We are settled into our room at Spectrum (Butterworth) Hospital. I had a CT scan of my abdomen and pelvis last night around 10 p.m. I don’t have the results of that. They did a brain MRI at 12:30 a.m. and we got the results of those today. It turns out I have six tumors. Three are quite large and are the ones causing the head pain and nausea. Two are “normal” size and one is very small. The PA from the neurosurgeon’s office said since I had so many of them that surgery isn’t an option in their opinion. She said they would just grow somewhere else in the brain or grow in the same spot. The PA from Dr. VanderWoude’s office came about an hour ago and said it’s Stage IV cancer and the prognosis isn’t good. We still have to meet with the Radiation Oncology Team. My bone scan is scheduled at 3 p.m.

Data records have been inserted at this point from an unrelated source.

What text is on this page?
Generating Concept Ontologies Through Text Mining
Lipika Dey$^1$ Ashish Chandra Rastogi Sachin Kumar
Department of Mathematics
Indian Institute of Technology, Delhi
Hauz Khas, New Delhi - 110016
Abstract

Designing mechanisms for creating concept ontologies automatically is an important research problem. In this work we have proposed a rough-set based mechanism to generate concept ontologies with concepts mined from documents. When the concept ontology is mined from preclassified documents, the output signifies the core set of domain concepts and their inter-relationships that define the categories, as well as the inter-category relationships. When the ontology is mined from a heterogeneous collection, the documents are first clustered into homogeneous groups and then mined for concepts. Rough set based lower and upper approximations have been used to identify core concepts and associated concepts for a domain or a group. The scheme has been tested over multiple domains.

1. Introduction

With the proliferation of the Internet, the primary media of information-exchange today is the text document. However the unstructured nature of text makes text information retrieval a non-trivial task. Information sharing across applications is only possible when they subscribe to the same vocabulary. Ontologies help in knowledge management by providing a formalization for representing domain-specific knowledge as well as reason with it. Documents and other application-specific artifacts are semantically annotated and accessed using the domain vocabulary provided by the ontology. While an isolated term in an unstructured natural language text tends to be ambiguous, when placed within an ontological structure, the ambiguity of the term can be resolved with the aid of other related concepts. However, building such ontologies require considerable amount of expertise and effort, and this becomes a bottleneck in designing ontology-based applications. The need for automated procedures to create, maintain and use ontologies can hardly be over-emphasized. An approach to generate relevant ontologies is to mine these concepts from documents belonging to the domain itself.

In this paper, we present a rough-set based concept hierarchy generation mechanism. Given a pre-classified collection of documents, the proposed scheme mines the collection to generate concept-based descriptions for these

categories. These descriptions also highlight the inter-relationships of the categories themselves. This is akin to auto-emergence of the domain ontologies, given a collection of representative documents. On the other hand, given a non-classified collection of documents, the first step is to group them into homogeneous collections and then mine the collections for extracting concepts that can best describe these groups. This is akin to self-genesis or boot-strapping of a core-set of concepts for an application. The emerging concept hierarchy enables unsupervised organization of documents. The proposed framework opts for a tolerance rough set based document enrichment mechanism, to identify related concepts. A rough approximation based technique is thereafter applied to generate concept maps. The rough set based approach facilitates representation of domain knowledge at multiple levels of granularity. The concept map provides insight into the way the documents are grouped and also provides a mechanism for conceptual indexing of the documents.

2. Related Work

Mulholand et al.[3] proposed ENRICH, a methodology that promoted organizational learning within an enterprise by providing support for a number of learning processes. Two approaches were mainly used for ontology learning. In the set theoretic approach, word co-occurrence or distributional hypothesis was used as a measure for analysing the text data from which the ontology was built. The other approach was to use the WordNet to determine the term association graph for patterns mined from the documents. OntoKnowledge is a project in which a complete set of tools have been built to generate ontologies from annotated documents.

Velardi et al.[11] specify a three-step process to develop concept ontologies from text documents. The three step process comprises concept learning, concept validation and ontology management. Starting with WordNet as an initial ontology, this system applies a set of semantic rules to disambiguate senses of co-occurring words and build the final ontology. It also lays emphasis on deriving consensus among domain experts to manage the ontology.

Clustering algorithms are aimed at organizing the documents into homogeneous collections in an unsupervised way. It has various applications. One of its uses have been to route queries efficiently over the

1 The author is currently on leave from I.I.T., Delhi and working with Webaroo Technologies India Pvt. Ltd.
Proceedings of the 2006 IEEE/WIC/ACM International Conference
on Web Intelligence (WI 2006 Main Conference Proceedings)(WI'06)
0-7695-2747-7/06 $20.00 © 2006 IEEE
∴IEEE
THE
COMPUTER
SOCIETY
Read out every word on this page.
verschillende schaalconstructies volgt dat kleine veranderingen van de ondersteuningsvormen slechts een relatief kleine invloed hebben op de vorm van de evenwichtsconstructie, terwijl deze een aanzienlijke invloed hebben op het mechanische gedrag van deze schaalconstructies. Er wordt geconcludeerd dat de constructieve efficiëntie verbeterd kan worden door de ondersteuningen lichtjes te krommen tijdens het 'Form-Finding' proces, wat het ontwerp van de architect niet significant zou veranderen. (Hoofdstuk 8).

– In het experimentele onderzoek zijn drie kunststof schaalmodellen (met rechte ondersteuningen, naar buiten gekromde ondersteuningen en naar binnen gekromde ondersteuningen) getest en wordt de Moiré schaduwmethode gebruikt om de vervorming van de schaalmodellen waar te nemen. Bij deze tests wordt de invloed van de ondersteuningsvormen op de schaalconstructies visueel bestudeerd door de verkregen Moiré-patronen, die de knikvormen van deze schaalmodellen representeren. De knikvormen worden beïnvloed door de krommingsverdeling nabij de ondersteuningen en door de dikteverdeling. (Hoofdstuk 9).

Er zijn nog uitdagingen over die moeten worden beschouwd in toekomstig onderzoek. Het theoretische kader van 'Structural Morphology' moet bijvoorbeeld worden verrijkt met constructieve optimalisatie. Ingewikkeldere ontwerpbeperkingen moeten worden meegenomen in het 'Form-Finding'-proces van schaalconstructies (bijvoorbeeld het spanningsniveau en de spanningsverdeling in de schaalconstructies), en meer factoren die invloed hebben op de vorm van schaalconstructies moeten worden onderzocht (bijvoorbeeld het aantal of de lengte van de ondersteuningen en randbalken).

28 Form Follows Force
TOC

I’m terrified. I cannot bear the thought of leaving my kids without a mom. I know I shouldn’t go there yet because we don’t know the exact prognosis, but that’s where my mind goes. They’re too little. I have to raise them. I’m their mom. I want to be there for them. This is a horrible thing to have to process.
Results of my bone scan to be cancer free.
Peace and God’s presence, love and comfort in our lives. I want to hear his voice.
Our kids. Brooklyn is only six, Max and Samantha are 1 1/2 years old. Even if the prognosis were good, this still isn’t fair to them to have their mom away from them.
Our parents. They are our rock for our family. Please pray for strength, peace, endurance and energy to keep up with our kids (my parents are taking care of them right now).
My friends. I have great friends and Jill has been with me every step of the way. She’s even here right now. Pray that we will not grow weary. I HAVE to beat this. It’s not a choice. God is the great physician and can work miracles. PRAY FOR A MIRACLE!